Are my systems operating properly? There are 2 methods of watching systems to determine if they are working properly: System monitoring (scheduled and automated) The tools for this type of monitoring are primarily OS based and will be used by NCAR to watch your systems remotely We intend for the ranges to have access to a web page that will display current and historical trends for all of the 4dwx systems For the time being, alerts and warnings will be sent to NCAR admins only with possible future configurations notifying local personnel General monitoring tools (immediate and manual or scripted) These are OS level tools that any user can execute to look at the status of the currently running system They will not provide extensive historical details, but can provide current status and an immediate history of the system These commands can be put into cron jobs so that the output can be emailed to local/remote personnel in an automated fashion. Let's take a look at some general tools any user can execute

Are my systems operating properly? General system monitoring commands: df displays the disk partitions mounted on the system, the amount of disk free space, and a percent usage free displays the total and used memory and swap available on the system uptime displays the time the system has been up since the last reboot and the 1, 5, and 15 minute load averages for the system load averages should be viewed as the number of jobs attempting to run on the system.
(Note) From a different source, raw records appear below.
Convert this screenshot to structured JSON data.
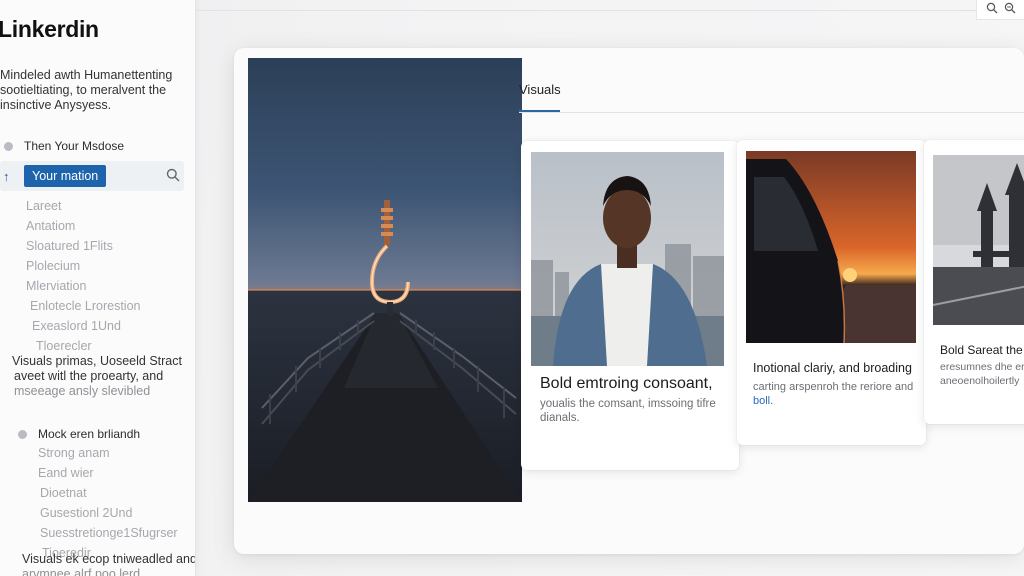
{
  "app": {
    "brand": "Linkerdin"
  },
  "sidebar": {
    "tagline": [
      "Mindeled awth Humanettenting",
      "sootieltiating, to meralvent the",
      "insinctive Anysyess."
    ],
    "section_1": "Then Your Msdose",
    "active_item": "Your mation",
    "items_1": [
      "Lareet",
      "Antatiom",
      "Sloatured 1Flits",
      "Plolecium",
      "Mlerviation",
      "Enlotecle Lrorestion",
      "Exeaslord 1Und",
      "Tloerecler"
    ],
    "para_1": [
      "Visuals primas, Uoseeld Stract",
      "aveet witl the proearty, and",
      "mseeage ansly slevibled"
    ],
    "section_2": "Mock eren brliandh",
    "items_2": [
      "Strong anam",
      "Eand wier",
      "Dioetnat",
      "Gusestionl 2Und",
      "Suesstretionge1Sfugrser",
      "Tioeredir"
    ],
    "para_2": [
      "Visuals ek ecop tniweadled and",
      "arvmnee alrf poo lerd"
    ]
  },
  "main": {
    "tab_visuals": "Visuals",
    "cards": [
      {
        "title": "Bold emtroing consoant,",
        "desc": [
          "youalis the comsant, imssoing tifre",
          "dianals."
        ]
      },
      {
        "title": "Inotional clariy, and broading",
        "desc": [
          "carting arspenroh the reriore and",
          "boll."
        ]
      },
      {
        "title": "Bold Sareat the Scc",
        "desc": [
          "eresumnes dhe erty",
          "aneoenolhoilertly"
        ]
      }
    ]
  },
  "icons": {
    "top_search": "search-icon",
    "top_zoom": "zoom-icon",
    "sidebar_search": "search-icon",
    "active_arrow": "arrow-up-icon"
  },
  "colors": {
    "accent": "#1d64ad",
    "tab_underline": "#2f66a5"
  }
}
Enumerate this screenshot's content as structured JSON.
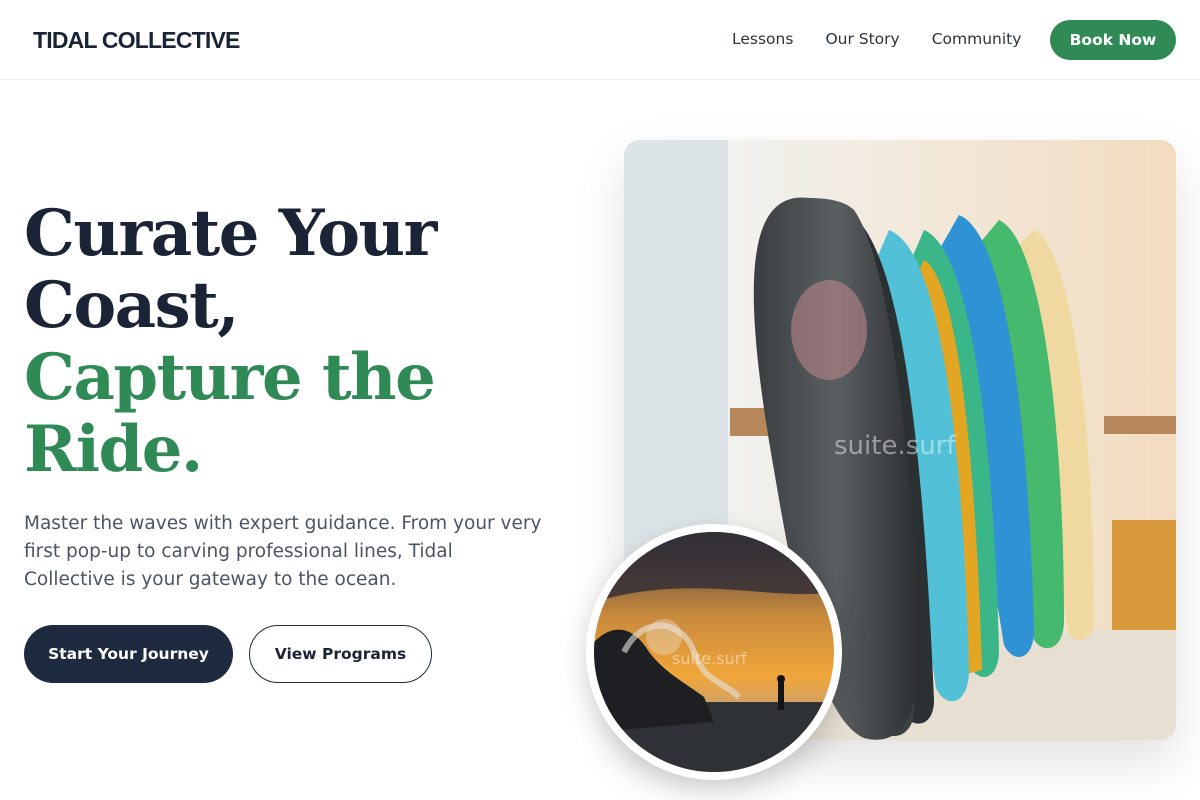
{
  "nav": {
    "brand": "TIDAL COLLECTIVE",
    "links": [
      "Lessons",
      "Our Story",
      "Community"
    ],
    "cta": "Book Now"
  },
  "hero": {
    "headline_dark": [
      "Curate Your",
      "Coast,"
    ],
    "headline_green": [
      "Capture the",
      "Ride."
    ],
    "lead": "Master the waves with expert guidance. From your very first pop-up to carving professional lines, Tidal Collective is your gateway to the ocean.",
    "primary_cta": "Start Your Journey",
    "secondary_cta": "View Programs",
    "image_watermark": "suite.surf",
    "circle_watermark": "suite.surf"
  },
  "colors": {
    "accent_green": "#2f8a56",
    "navy": "#1e2a3f"
  }
}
A high number indicates a large demand on the CPUs, fewer resources, and a bogged down slow system. ps display a listing of the processes running on the system top displays a fairly concise summary of the previous 4 tools that updates every 5 seconds ping attempts to send a packet to another system on the network Please use the first 4 commands only if you intend on setting up any automated scripts to return information via email

General Linux Administration General Linux Admin General commands ls, cp, mv, cd, vi file, date, tar, who ssh, scp, rsync, ftp, ping kill, snuff, killall &, fg, tail, head uname, clear, grep Troubleshooting commands df, du, top, uptime, free Advanced commands vmstat, route, mpstat

Wrapping it up and sealing it shut Comments Questions Complaints Compliments Assertions Queries Announcements Suggestions Ponderings Posts Details Affirmations Denials Delusions Deceptions Criticisms Congratulations Quotes Quips Wonderments The End. That's all folks!